Portanto, cada país tem a sua independência, acertando ou errando. Mas assim a democracia, democracia também erra, como também acerta. Então, é preciso preservar a independência e a autonomia dos países. E volto a repetir, o único caminho do ponto de vista das sanções econômicas, não estou falando do ponto de vista político, é o privado com privado, entidades e empresas privadas brasileiras reforçarem as suas relações, o seu diálogo com entidades e empresas privadas americanas. Esse é o único caminho que pode trazer resultados positivos de reversão naqueles produtos que ainda estão sob o tarifaço americano.

O senhor acredita que o presidente Lula deva ligar para o presidente Trump?

Na minha opinião, sim, eu não vejo razão para que o presidente Lula não dialogue com o presidente Trump, como também não vejo razão para que o presidente Trump não dialogue com o presidente Lula em alto nível. É o que se espera de dois presidentes da República que não se ofendam mutuamente e que se respeitem conjuntamente num diálogo produtivo. Eu entendo que o diálogo só constrói. Eu nunca vi o diálogo destruir. O que destrói é o conflito, o atrito, é a guerra. O diálogo constrói.

Então, como resolver de privado para privado, sendo que muitas empresas brasileiras são familiares no Brasil e talvez não tenham uma facilidade de negociação como grandes corporações?

De cada adversidade, você tem que buscar oportunidade. Diante de uma situação adversa, o setor cafeicultor está unido, não pode ter posições individualizadas, ele tem que estar unido mesmo. O pequeno produtor, ele tem que estar associado a uma cooperativa, uma federação, uma associação para poder validar a sua reivindicação, saindo da visão individual para uma composição coletiva, uma visão e uma defesa coletiva. O Brasil tem inúmeros produtos, pequenos produtores de café, como tem de vários outros produtos agrícolas, mas necessariamente em circunstâncias como essa, e mesmo fora delas, devem estar juntos.

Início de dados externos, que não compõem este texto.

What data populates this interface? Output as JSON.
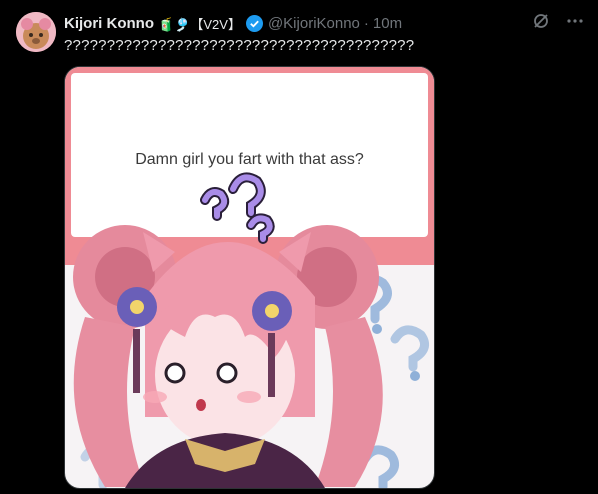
{
  "post": {
    "display_name": "Kijori Konno",
    "name_emojis": "🧃🎐【V2V】",
    "handle": "@KijoriKonno",
    "separator": "·",
    "timestamp": "10m",
    "text": "?????????????????????????????????????????",
    "media": {
      "question_text": "Damn girl you fart with that ass?",
      "card_color": "#ef8b94"
    }
  },
  "icons": {
    "verified": "verified-badge-icon",
    "grok": "grok-icon",
    "more": "more-icon"
  },
  "colors": {
    "accent": "#1d9bf0",
    "muted": "#71767b",
    "text": "#e7e9ea"
  }
}
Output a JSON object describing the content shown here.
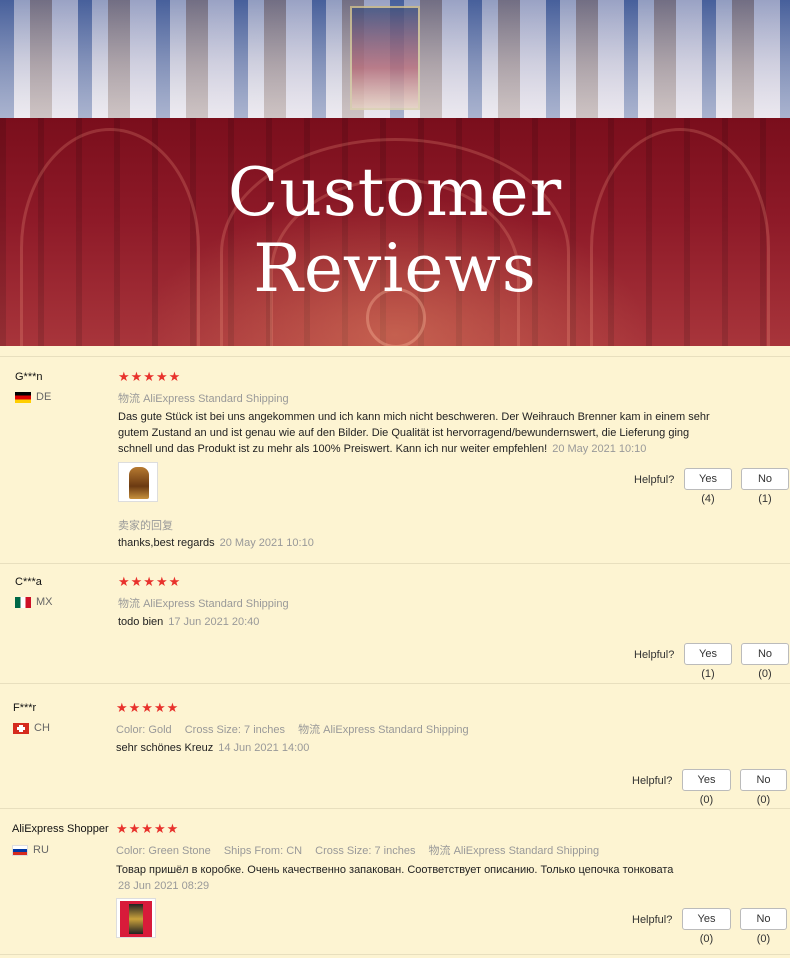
{
  "banner": {
    "title_line1": "Customer",
    "title_line2": "Reviews"
  },
  "helpful_label": "Helpful?",
  "reviews": [
    {
      "user": "G***n",
      "country": "DE",
      "flag": "germany-flag",
      "rating": 5,
      "stars": "★★★★★",
      "meta": [
        {
          "key": "物流",
          "value": "AliExpress Standard Shipping"
        }
      ],
      "text": "Das gute Stück ist bei uns angekommen und ich kann mich nicht beschweren. Der Weihrauch Brenner kam in einem sehr gutem Zustand an und ist genau wie auf den Bilder. Die Qualität ist hervorragend/bewundernswert, die Lieferung ging schnell und das Produkt ist zu mehr als 100% Preiswert. Kann ich nur weiter empfehlen!",
      "date": "20 May 2021 10:10",
      "reply_label": "卖家的回复",
      "reply_text": "thanks,best regards",
      "reply_date": "20 May 2021 10:10",
      "yes": "Yes (4)",
      "no": "No (1)"
    },
    {
      "user": "C***a",
      "country": "MX",
      "flag": "mexico-flag",
      "rating": 5,
      "stars": "★★★★★",
      "meta": [
        {
          "key": "物流",
          "value": "AliExpress Standard Shipping"
        }
      ],
      "text": "todo bien",
      "date": "17 Jun 2021 20:40",
      "yes": "Yes (1)",
      "no": "No (0)"
    },
    {
      "user": "F***r",
      "country": "CH",
      "flag": "switzerland-flag",
      "rating": 5,
      "stars": "★★★★★",
      "meta": [
        {
          "key": "Color:",
          "value": "Gold"
        },
        {
          "key": "Cross Size:",
          "value": "7 inches"
        },
        {
          "key": "物流",
          "value": "AliExpress Standard Shipping"
        }
      ],
      "text": "sehr schönes Kreuz",
      "date": "14 Jun 2021 14:00",
      "yes": "Yes (0)",
      "no": "No (0)"
    },
    {
      "user": "AliExpress Shopper",
      "country": "RU",
      "flag": "russia-flag",
      "rating": 5,
      "stars": "★★★★★",
      "meta": [
        {
          "key": "Color:",
          "value": "Green Stone"
        },
        {
          "key": "Ships From:",
          "value": "CN"
        },
        {
          "key": "Cross Size:",
          "value": "7 inches"
        },
        {
          "key": "物流",
          "value": "AliExpress Standard Shipping"
        }
      ],
      "text": "Товар пришёл в коробке. Очень качественно запакован. Соответствует описанию. Только цепочка тонковата",
      "date": "28 Jun 2021 08:29",
      "yes": "Yes (0)",
      "no": "No (0)"
    }
  ],
  "colors": {
    "background": "#fdf4d2",
    "banner": "#8e1a28",
    "star": "#e8322c"
  }
}
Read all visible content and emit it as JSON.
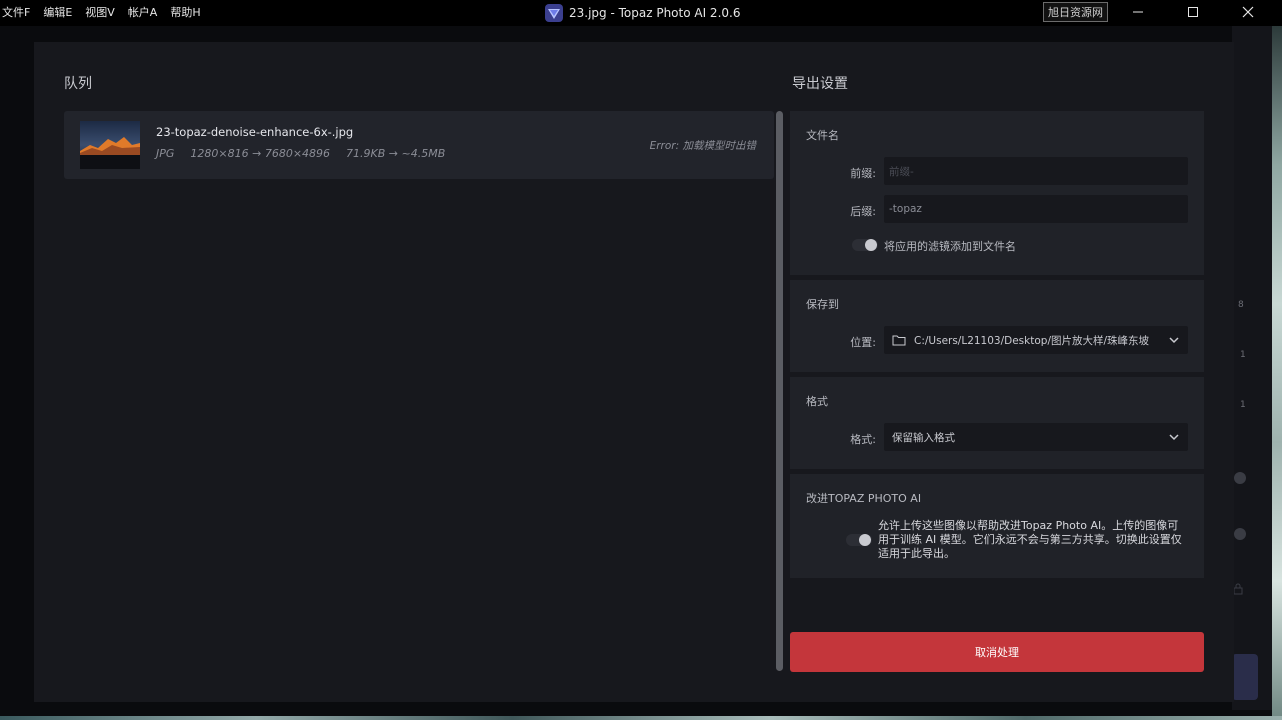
{
  "menu": [
    "文件F",
    "编辑E",
    "视图V",
    "帐户A",
    "帮助H"
  ],
  "window": {
    "title": "23.jpg - Topaz Photo AI 2.0.6"
  },
  "brand_badge": "旭日资源网",
  "background": {
    "numbers": [
      "8",
      "1",
      "1"
    ]
  },
  "queue": {
    "title": "队列",
    "items": [
      {
        "filename": "23-topaz-denoise-enhance-6x-.jpg",
        "format": "JPG",
        "resolution": "1280×816 → 7680×4896",
        "size": "71.9KB → ~4.5MB",
        "status": "Error: 加载模型时出错"
      }
    ]
  },
  "export": {
    "title": "导出设置",
    "filename": {
      "section_title": "文件名",
      "prefix_label": "前缀:",
      "prefix_placeholder": "前缀-",
      "suffix_label": "后缀:",
      "suffix_value": "-topaz",
      "filter_toggle_label": "将应用的滤镜添加到文件名",
      "filter_toggle_on": false
    },
    "save": {
      "section_title": "保存到",
      "location_label": "位置:",
      "location_value": "C:/Users/L21103/Desktop/图片放大样/珠峰东坡"
    },
    "format": {
      "section_title": "格式",
      "format_label": "格式:",
      "format_value": "保留输入格式"
    },
    "improve": {
      "section_title": "改进TOPAZ PHOTO AI",
      "toggle_on": false,
      "description": "允许上传这些图像以帮助改进Topaz Photo AI。上传的图像可用于训练 AI 模型。它们永远不会与第三方共享。切换此设置仅适用于此导出。"
    },
    "cancel_button": "取消处理"
  },
  "colors": {
    "accent_red": "#c4363b",
    "panel_bg": "#202228",
    "modal_bg": "#17181d"
  }
}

Então vamos transformar essa situação adversa numa boa oportunidade para unir o setor cafeicultor brasileiro, como o setor também de produção de laranja e de concentrado de laranja e dos demais setores, mesmo a proteína animal, aí envolvendo também a carne de porco e a carne de frango, tem que estar unidos. A união ajuda, contribui e você individualmente fica fragilizado.

Crédito: Will Volcov e Vanessa Carvalho/LIDE

Tem avançado em Brasília a discussão sobre anistia. Qual é o seu posicionamento em relação a isso? O senhor é a favor da aprovação de uma anistia geral que inclua Jair Bolsonaro? O senhor é contrário? Qual o seu posicionamento?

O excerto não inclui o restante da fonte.